A spokeswoman for the Pennsylvania-based Dietrich W. Botstiber Foundation confirmed the nonprofit group would not provide funding for the project, which was expected to cost some $200,000.
Mr. McGill said the Game Commission’s decision was based in part on Mt. Lebanon commissioners’ stated goal to reduce deer-vehicle collisions by 50 percent in five years.
“They said in order to do that, deer must be removed from the population, and sterilization was not going to do anything to reduce existing numbers,” said Mr. McGill. “They listed some other reasons, including their view that to put deer back in the environment to be reduced in number by deer-vehicle collisions was not a humane method of deer control.”
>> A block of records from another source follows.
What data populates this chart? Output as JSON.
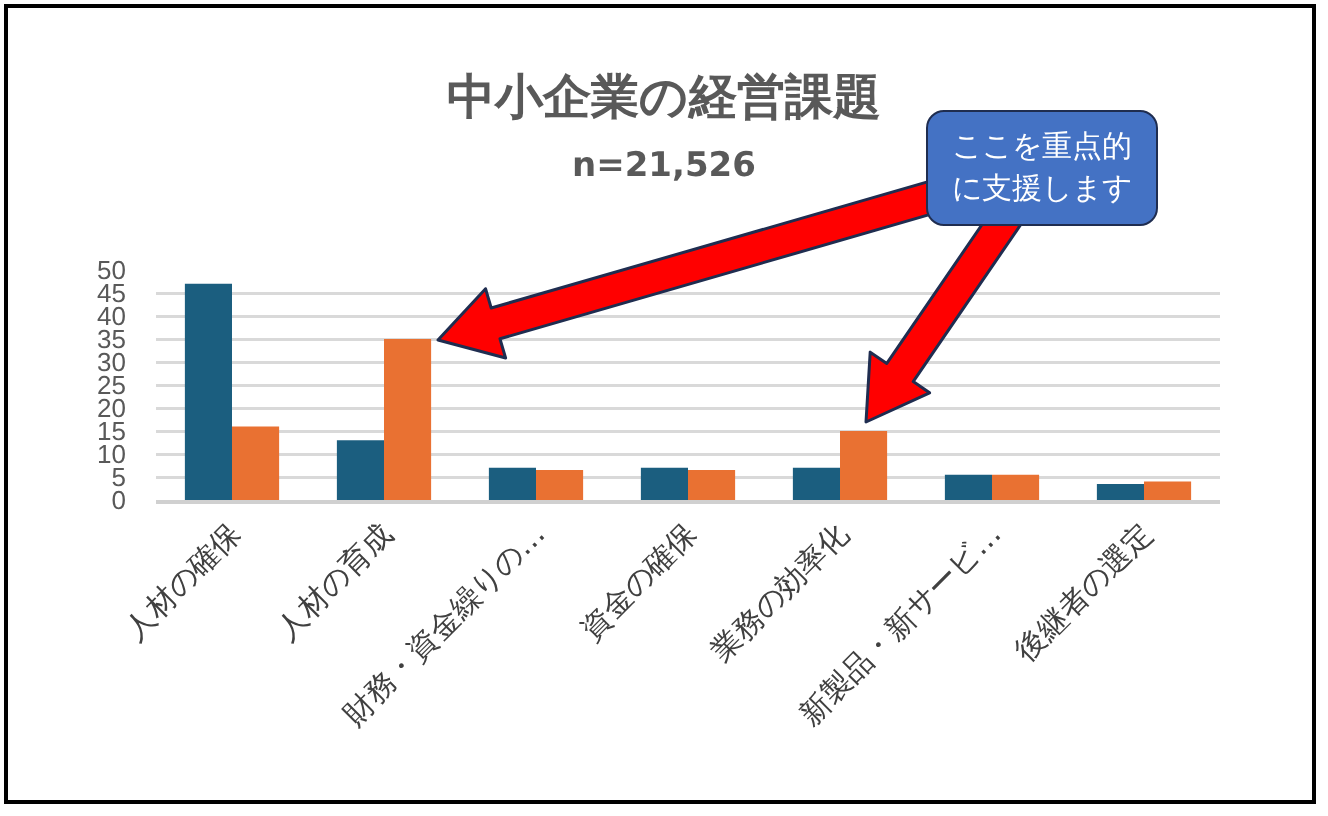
{
  "chart_data": {
    "type": "bar",
    "title": "中小企業の経営課題",
    "subtitle": "n=21,526",
    "categories": [
      "人材の確保",
      "人材の育成",
      "財務・資金繰りの…",
      "資金の確保",
      "業務の効率化",
      "新製品・新サービ…",
      "後継者の選定"
    ],
    "series": [
      {
        "color": "#1b5e7f",
        "values": [
          47,
          13,
          7,
          7,
          7,
          5.5,
          3.5
        ]
      },
      {
        "color": "#e97132",
        "values": [
          16,
          35,
          6.5,
          6.5,
          15,
          5.5,
          4
        ]
      }
    ],
    "ylim": [
      0,
      50
    ],
    "yticks": [
      0,
      5,
      10,
      15,
      20,
      25,
      30,
      35,
      40,
      45,
      50
    ],
    "grid": "y",
    "annotations": [
      "ここを重点的に支援します"
    ]
  }
}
A Game Commission spokesman could not be reached for comment.
Stephanie Boyles Griffin, a biologist for the Humane Society of the United States, cosponsor of the fertility program, said it was not intended to immediately reduce deer numbers. In the five-year program, nearly all of Mt. Lebanon’s does would be surgically sterilized. The experiment would test the impact that untreated does coming into Mt. Lebanon would have on the population.
“The experiment wouldn’t work if lethal deer control methods were also used,” said Ms. Boyles Griffin. “In six months of contacts with Mt. Lebanon we told them that if they moved forward with a sharpshooting program, that was a deal breaker for us. … We and the Botstiber Foundation would have to back out.”
In recent weeks, Mt. Lebanon commissioners voted to approve the cull and the Game Commission licensed it.
The fertility experiment’s cosponsor, the nonprofit wildlife conservation group White Buffalo, coordinated the recent controlled archery hunt and is expected to start the sharpshooting next week.
President Anthony DeNicola suggested Mt. Lebanon could reapply for the Game Commission permit once deer density is reduced to meet commissioners’ goals and annual controlled archery maintains the population.
“When numbers are down, conditions may support reintroducing the fertility program,” he said.